Jamison, A. and Rinkevičius, L. (2010) “The role of social movements in shaping the climate change knowledge and public discourse”, Sociologija. Mintis ir veiksmas, 27, pp. 166–185. doi:10.15388/SocMintVei.2010.2.6112.

Abstract

The article is aimed at discussing the role of social movements in shaping the climate change knowledge and public discourse from the perspective of social movement theory, which has been relatively neglected in the scientific literature on climate change and knowledge. The article reviews relevant studies and theories of social movements with special attention to the role of knowledge making in social movements.

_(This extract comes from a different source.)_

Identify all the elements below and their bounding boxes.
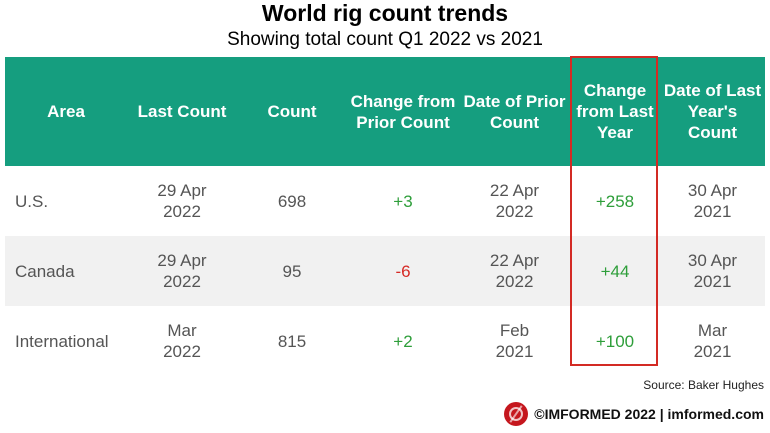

It discusses the shaping and identity of social movements and relations between social movements and climate change knowledge from the 1970s to the present. The paper traces the emergence of climate change as an issue of public concern within the context of the environmental movements of the 1970s and 1980s. By contrast, paper argues that climate skepticism was shaped, in significant ways, by the neo-conservative and neo-nationalist movements that grew to political significance in the 1980s and 1990s. The neo-liberal movements of the 1990s and 2000s – albeit providing controversial views, food for public debates and narrowing the discourse to cost-benefit based approaches to climate change - are seen to have helped shaping the recent rise to public attention of climate change as an overarching political problem. In the concluding section, the article discusses how concerns with “climate justice” have emerged as part of a social movement for global justice, and contrasts the different social movements that have affected and influenced the making of climate change knowledge.